Я улыбнулся в ответ.
– Вы меня ни с кем не перепутали? Обычно Отто называет меня молодым засранцем.
Миссис Уолфман усмехнулась.
– Отто ругает только тех, кто ему нравится.
Я посмотрел поверх ее плеча на кровать, на которой лежал Отто. Он был опутан проводами и трубками, подключенными к разным медицинским аппаратам и капельницам.
– Я только что узнал, что Отто заболел, и сразу приехал. Как он?
– Боюсь, не очень хорошо. Пневмония вызвала общий сепсис… – Миссис Уолфман вздохнула.
– Но я видел его совсем недавно, и он был в полном порядке…
– Так и было, но… Эта болезнь… она застала нас врасплох. У Отто рак легких, поэтому приступы кашля для него обычное дело. Мы не обращали на них внимания, пока у него не поднялась температура. Химиотерапия ослабила иммунитет, поэтому болезнь развивалась очень быстро.
– Можно мне посидеть с ним несколько минут?
Дороти Уолфман – я только теперь вспомнил ее имя – кивнула.
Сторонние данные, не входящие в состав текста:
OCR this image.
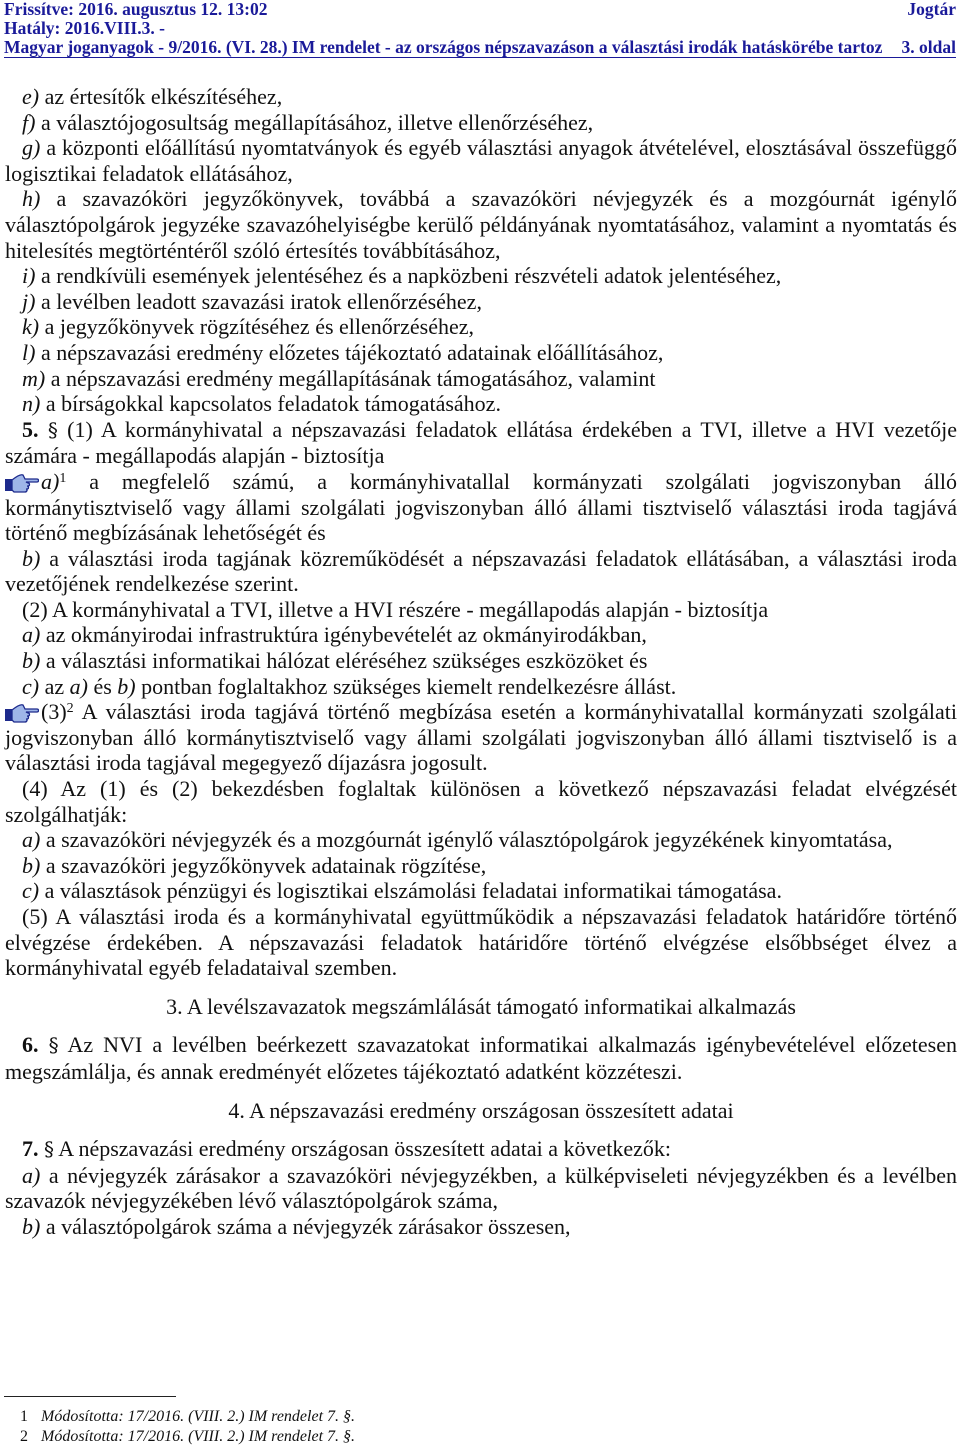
Frissítve: 2016. augusztus 12. 13:02	Jogtár
Hatály: 2016.VIII.3. -
Magyar joganyagok - 9/2016. (VI. 28.) IM rendelet - az országos népszavazáson a választási irodák hatáskörébe tartoz 3. oldal

e) az értesítők elkészítéséhez,

f) a választójogosultság megállapításához, illetve ellenőrzéséhez,

g) a központi előállítású nyomtatványok és egyéb választási anyagok átvételével, elosztásával összefüggő logisztikai feladatok ellátásához,

h) a szavazóköri jegyzőkönyvek, továbbá a szavazóköri névjegyzék és a mozgóurnát igénylő választópolgárok jegyzéke szavazóhelyiségbe kerülő példányának nyomtatásához, valamint a nyomtatás és hitelesítés megtörténtéről szóló értesítés továbbításához,

i) a rendkívüli események jelentéséhez és a napközbeni részvételi adatok jelentéséhez,

j) a levélben leadott szavazási iratok ellenőrzéséhez,

k) a jegyzőkönyvek rögzítéséhez és ellenőrzéséhez,

l) a népszavazási eredmény előzetes tájékoztató adatainak előállításához,

m) a népszavazási eredmény megállapításának támogatásához, valamint

n) a bírságokkal kapcsolatos feladatok támogatásához.

5. § (1) A kormányhivatal a népszavazási feladatok ellátása érdekében a TVI, illetve a HVI vezetője számára - megállapodás alapján - biztosítja

a)$^1$ a megfelelő számú, a kormányhivatallal kormányzati szolgálati jogviszonyban álló kormánytisztviselő vagy állami szolgálati jogviszonyban álló állami tisztviselő választási iroda tagjává történő megbízásának lehetőségét és

b) a választási iroda tagjának közreműködését a népszavazási feladatok ellátásában, a választási iroda vezetőjének rendelkezése szerint.

(2) A kormányhivatal a TVI, illetve a HVI részére - megállapodás alapján - biztosítja

a) az okmányirodai infrastruktúra igénybevételét az okmányirodákban,

b) a választási informatikai hálózat eléréséhez szükséges eszközöket és

c) az a) és b) pontban foglaltakhoz szükséges kiemelt rendelkezésre állást.

$(3)^2$ A választási iroda tagjává történő megbízása esetén a kormányhivatallal kormányzati szolgálati jogviszonyban álló kormánytisztviselő vagy állami szolgálati jogviszonyban álló állami tisztviselő is a választási iroda tagjával megegyező díjazásra jogosult.

(4) Az (1) és (2) bekezdésben foglaltak különösen a következő népszavazási feladat elvégzését szolgálhatják:

a) a szavazóköri névjegyzék és a mozgóurnát igénylő választópolgárok jegyzékének kinyomtatása,

b) a szavazóköri jegyzőkönyvek adatainak rögzítése,

c) a választások pénzügyi és logisztikai elszámolási feladatai informatikai támogatása.

(5) A választási iroda és a kormányhivatal együttműködik a népszavazási feladatok határidőre történő elvégzése érdekében. A népszavazási feladatok határidőre történő elvégzése elsőbbséget élvez a kormányhivatal egyéb feladataival szemben.

3. A levélszavazatok megszámlálását támogató informatikai alkalmazás

6. § Az NVI a levélben beérkezett szavazatokat informatikai alkalmazás igénybevételével előzetesen megszámlálja, és annak eredményét előzetes tájékoztató adatként közzéteszi.

4. A népszavazási eredmény országosan összesített adatai

7. § A népszavazási eredmény országosan összesített adatai a következők:

a) a névjegyzék zárásakor a szavazóköri névjegyzékben, a külképviseleti névjegyzékben és a levélben szavazók névjegyzékében lévő választópolgárok száma,

b) a választópolgárok száma a névjegyzék zárásakor összesen,

1 Módosította: 17/2016. (VIII. 2.) IM rendelet 7. §.
2 Módosította: 17/2016. (VIII. 2.) IM rendelet 7. §.
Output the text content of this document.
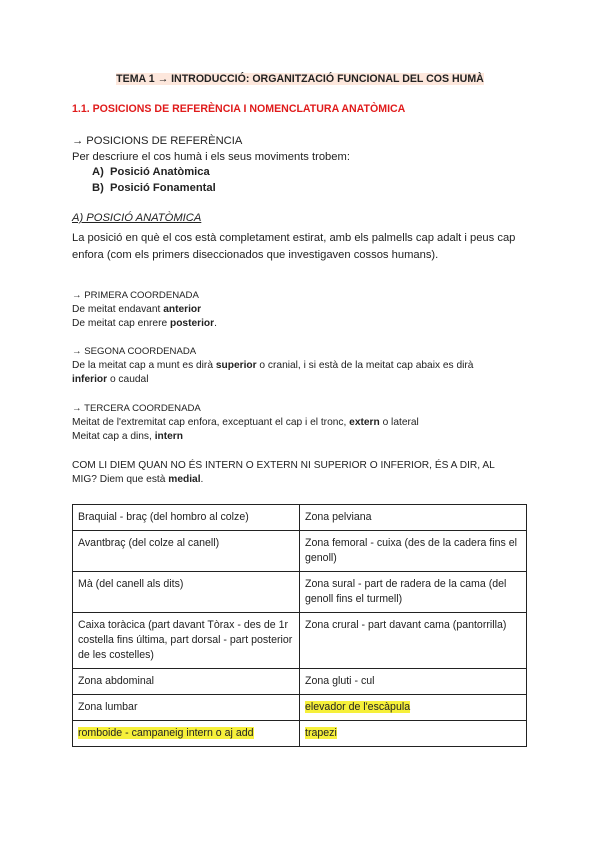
TEMA 1 → INTRODUCCIÓ: ORGANITZACIÓ FUNCIONAL DEL COS HUMÀ
1.1. POSICIONS DE REFERÈNCIA I NOMENCLATURA ANATÒMICA
→ POSICIONS DE REFERÈNCIA
Per descriure el cos humà i els seus moviments trobem:
A) Posició Anatòmica
B) Posició Fonamental
A) POSICIÓ ANATÒMICA
La posició en què el cos està completament estirat, amb els palmells cap adalt i peus cap enfora (com els primers diseccionados que investigaven cossos humans).
→ PRIMERA COORDENADA
De meitat endavant anterior
De meitat cap enrere posterior.
→ SEGONA COORDENADA
De la meitat cap a munt es dirà superior o cranial, i si està de la meitat cap abaix es dirà
inferior o caudal
→ TERCERA COORDENADA
Meitat de l'extremitat cap enfora, exceptuant el cap i el tronc, extern o lateral
Meitat cap a dins, intern
COM LI DIEM QUAN NO ÉS INTERN O EXTERN NI SUPERIOR O INFERIOR, ÉS A DIR, AL
MIG? Diem que està medial.
Braquial - braç (del hombro al colze)	Zona pelviana
Avantbraç (del colze al canell)	Zona femoral - cuixa (des de la cadera fins el genoll)
Mà (del canell als dits)	Zona sural - part de radera de la cama (del genoll fins el turmell)
Caixa toràcica (part davant Tòrax - des de 1r costella fins última, part dorsal - part posterior de les costelles)	Zona crural - part davant cama (pantorrilla)
Zona abdominal	Zona gluti - cul
Zona lumbar	elevador de l'escàpula
romboide - campaneig intern o aj add	trapezi
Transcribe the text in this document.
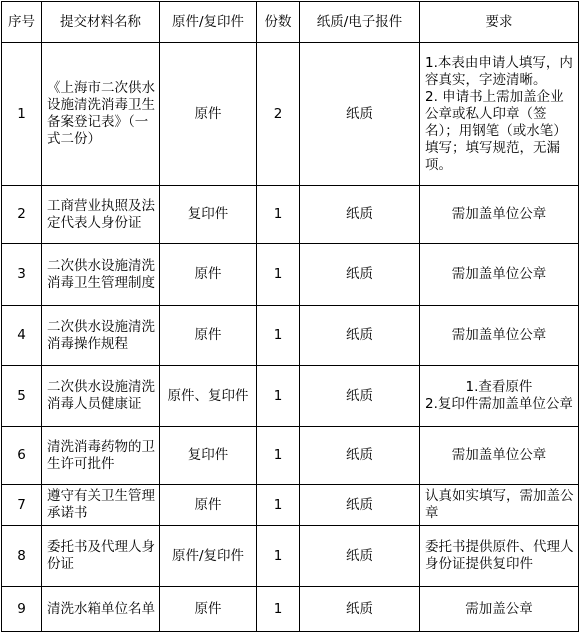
序号	提交材料名称	原件/复印件	份数	纸质/电子报件	要求
1	《上海市二次供水设施清洗消毒卫生备案登记表》（一式二份）	原件	2	纸质	1.本表由申请人填写，内容真实，字迹清晰。
2. 申请书上需加盖企业公章或私人印章（签名）；用钢笔（或水笔）填写；填写规范，无漏项。

2	工商营业执照及法定代表人身份证	复印件	1	纸质	需加盖单位公章

3	二次供水设施清洗消毒卫生管理制度	原件	1	纸质	需加盖单位公章

4	二次供水设施清洗消毒操作规程	原件	1	纸质	需加盖单位公章

5	二次供水设施清洗消毒人员健康证	原件、复印件	1	纸质	1.查看原件
2.复印件需加盖单位公章

6	清洗消毒药物的卫生许可批件	复印件	1	纸质	需加盖单位公章

7	遵守有关卫生管理承诺书	原件	1	纸质	认真如实填写，需加盖公章

8	委托书及代理人身份证	原件/复印件	1	纸质	委托书提供原件、代理人身份证提供复印件

9	清洗水箱单位名单	原件	1	纸质	需加盖公章
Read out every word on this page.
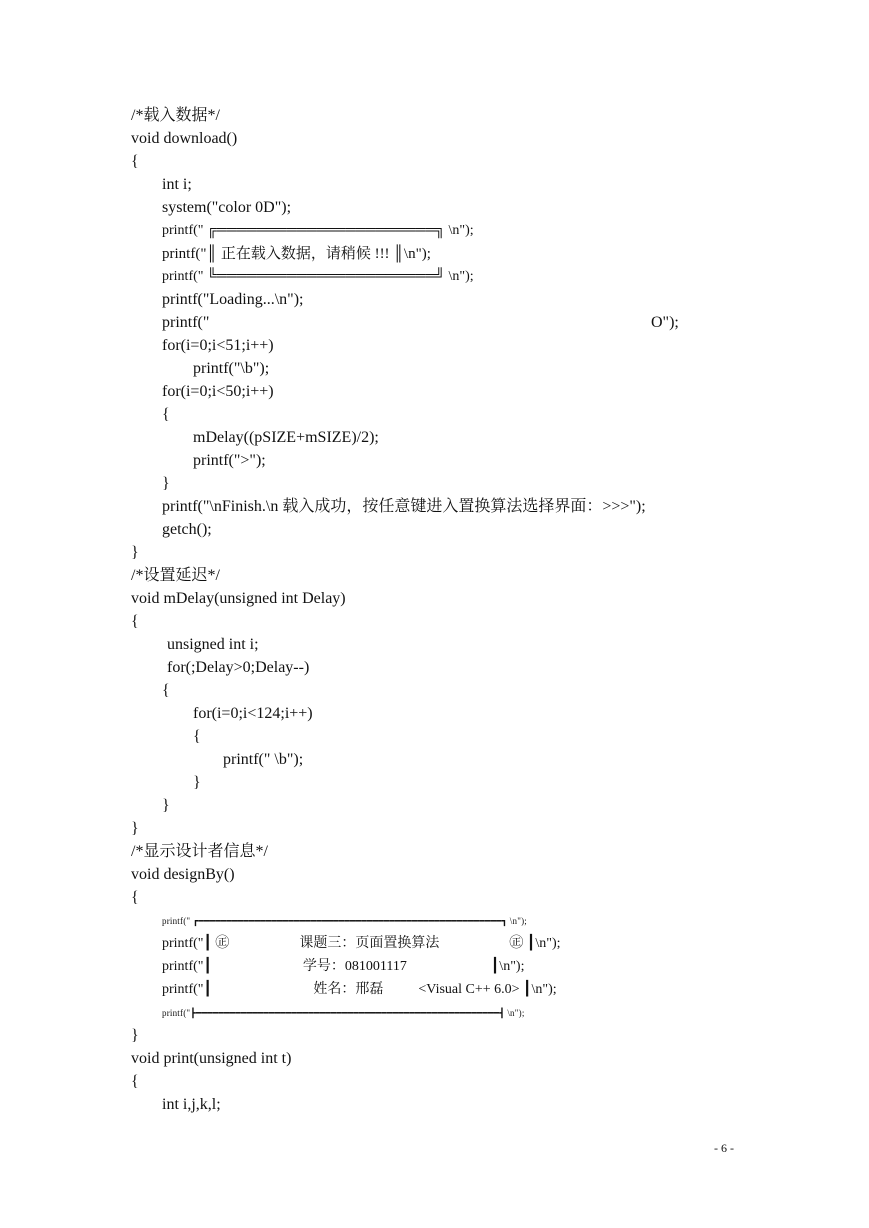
/*载入数据*/
void download()
{
int i;
system("color 0D");
printf(" ╔══════════════════════╗ \n");
printf("║ 正在载入数据，请稍候 !!! ║\n");
printf(" ╚══════════════════════╝ \n");
printf("Loading...\n");
printf("	O");
for(i=0;i<51;i++)
printf("\b");
for(i=0;i<50;i++)
{
mDelay((pSIZE+mSIZE)/2);
printf(">");
}
printf("\nFinish.\n 载入成功，按任意键进入置换算法选择界面：>>>");
getch();
}
/*设置延迟*/
void mDelay(unsigned int Delay)
{
unsigned int i;
for(;Delay>0;Delay--)
{
for(i=0;i<124;i++)
{
printf(" \b");
}
}
}
/*显示设计者信息*/
void designBy()
{
printf(" ┏━━━━━━━━━━━━━━━━━━━━━━━━━━━━━━━━━━━━━━━━━━━━━━━━━━━━━━┓ \n");
printf("┃ ㊣                    课题三：页面置换算法                    ㊣ ┃\n");
printf("┃                          学号：081001117                        ┃\n");
printf("┃                             姓名：邢磊          <Visual C++ 6.0> ┃\n");
printf("┣━━━━━━━━━━━━━━━━━━━━━━━━━━━━━━━━━━━━━━━━━━━━━━━━━━━━━━┫ \n");
}
void print(unsigned int t)
{
int i,j,k,l;
- 6 -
– Я думаю, он был бы рад. Я как раз собиралась спуститься вниз, чтобы купить в «Старбаксе» стаканчик кофе, но не решалась его оставить. Если вы побудете с Отто, я как раз схожу…
Я кивнул.
– Не волнуйтесь, я вас дождусь.
– Если хотите, я могу принести кофе и вам.
– Нет, спасибо. – Я улыбнулся. – Отто терпеть не мог кофе из «Старбакса».
– А то я не знаю! – Она покачала головой. – Но мне он нравится. Хотите, открою вам один секрет? – Дороти поманила меня пальцем, и я наклонился ближе. – В буфете на кухне я держу упаковку простых белых пластиковых стаканчиков. Когда я покупаю себе кофе в «Старбаксе», я вставляю фирменный стакан в один из своих стаканов без маркировки, иначе Отто будет целый час ворчать, какой там паршивый кофе и какие высокие цены.
Я рассмеялся.
– Отличный ход, миссис Уолфман.
Она похлопала меня по плечу.
– Ладно, постараюсь не задерживаться.
Она ушла, а я так и остался стоять в дверях бокса, не зная, что мне делать, что сказать. Одна из медсестер прошла мимо меня, чтобы поменять на стойке одну из капельниц. Я обратил внимание, что, работая, она разговаривала с Отто вслух, рассказывая ему, что́ она делает и зачем. Когда она уже уходила, я спросил:
– Разве он вас слышит?
Медсестра улыбнулась; улыбка у нее была очень милая и немного усталая.